Jörg Spaniol
· 14.04.2015
Die schwedische Firma Thule ist eigentlich eher für Auto-Dachboxen bekannt. Doch nach dem Zukauf eines speziellen Gepäckträgers entstand ein sehr eigenständiges Radtaschen-System.
Am Anfang stand die Abenteuerlust einiger neuseeländischer Designer. Die wollten in ihrem dünnbesiedelten Land das Gepäck für mehrere Tage auf Mountainbikes packen und fanden keine passenden Gepäckträger. Federgabeln und viele moderne Hinterbauten sehen so etwas einfach nicht vor. Ab 2007 entwickelten sie ihre „Freeload“-Gepäckträger, die dieses Problem sehr befriedigend lösten. Im Jahr 2012 kauften die schwedischen Transportspezialisten von Thule dann das Freeload-Design – und entwickelten ein umfangreiches Taschensystem drumherum.

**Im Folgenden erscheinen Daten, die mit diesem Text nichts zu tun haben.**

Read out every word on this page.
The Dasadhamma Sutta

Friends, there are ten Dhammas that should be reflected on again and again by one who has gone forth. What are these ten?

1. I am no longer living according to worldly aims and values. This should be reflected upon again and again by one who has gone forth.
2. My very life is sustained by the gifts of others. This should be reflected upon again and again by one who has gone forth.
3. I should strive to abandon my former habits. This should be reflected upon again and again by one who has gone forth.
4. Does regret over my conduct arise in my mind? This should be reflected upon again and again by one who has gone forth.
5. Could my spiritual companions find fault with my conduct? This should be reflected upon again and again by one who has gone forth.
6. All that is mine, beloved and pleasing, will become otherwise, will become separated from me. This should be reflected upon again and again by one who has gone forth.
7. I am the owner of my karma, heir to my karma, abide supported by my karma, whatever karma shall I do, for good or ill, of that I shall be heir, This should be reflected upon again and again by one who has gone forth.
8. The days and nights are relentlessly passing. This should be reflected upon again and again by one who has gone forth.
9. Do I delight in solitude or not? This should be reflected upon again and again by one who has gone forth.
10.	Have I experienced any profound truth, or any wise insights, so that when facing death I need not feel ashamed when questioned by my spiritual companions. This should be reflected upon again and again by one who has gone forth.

Betrachtet man das Ergebnis aus der Nähe, muss das Entwicklungsbudget enorm gewesen sein. Es entstanden Detaillösungen, die Thules Taschen vom größten Teil des Angebots unterscheiden. Exemplarisch zeigt sich das an den großen Packtaschen für vorne oder hinten. Anstelle üblicher Haken mit Absprungsicherung verwendet Thule drehbare Klauen, die das Gepäckträger-Rohr mit Federkraft umgreifen. Diese Klauen sitzen werkzeuglos verschiebbar auf einer Aluschiene. Richtig aufwendig wird das Haltesystem durch den Trick, mit dem es sich (zum Tragen der Taschen) komplett wegklappen lässt: Die Aluschiene dreht sich auf festen Daumendruck weg, die Klauen zeigen dann verdeckt ins Tascheninnere. Alleine die Zahl der daran beteiligten Einzelteile und der nötigen Formen hätte eine kleine Firma arg strapaziert. Andere Packtaschen haben unten einen Haken, der in den Gepäckträger greift und das Schlingern der Last verhindert. Thule verwendet stattdessen einen starken Magneten. Der prangt auf der Gepäckträgerstrebe und findet sehr leicht sein Gegenstück, eine unsichtbare Metallplatte im Taschenrücken. Selbst wenn die beladene Tasche sich kurzzeitig löst, findet sie sofort wieder ihren Platz – anders als ein ausgerasteter Haken. Nun vertragen sich starke Magnete nicht gut mit Laptop-Festplatten oder Chipkarten. Ein Datenverlust beim Radtransport wäre eine dumme Sache – und so wurde der Taschen-Innenraum magnetisch abgeschirmt! Auch bei den Schnallen der Kompressionsriemen und dem dicken, etwas steifen Grundmaterial regierte technischer Perfektionismus. Vorne am Rad, bei der Lenkertaschenhalterung, kulminiert diese Grundhaltung in einer durchaus funktionalen, aber auch kolossalen Skulptur aus Aluminium und Kunststoff. Sie provoziert eine Frage: Führt Perfektionismus zwangsläufig zu Perfektion?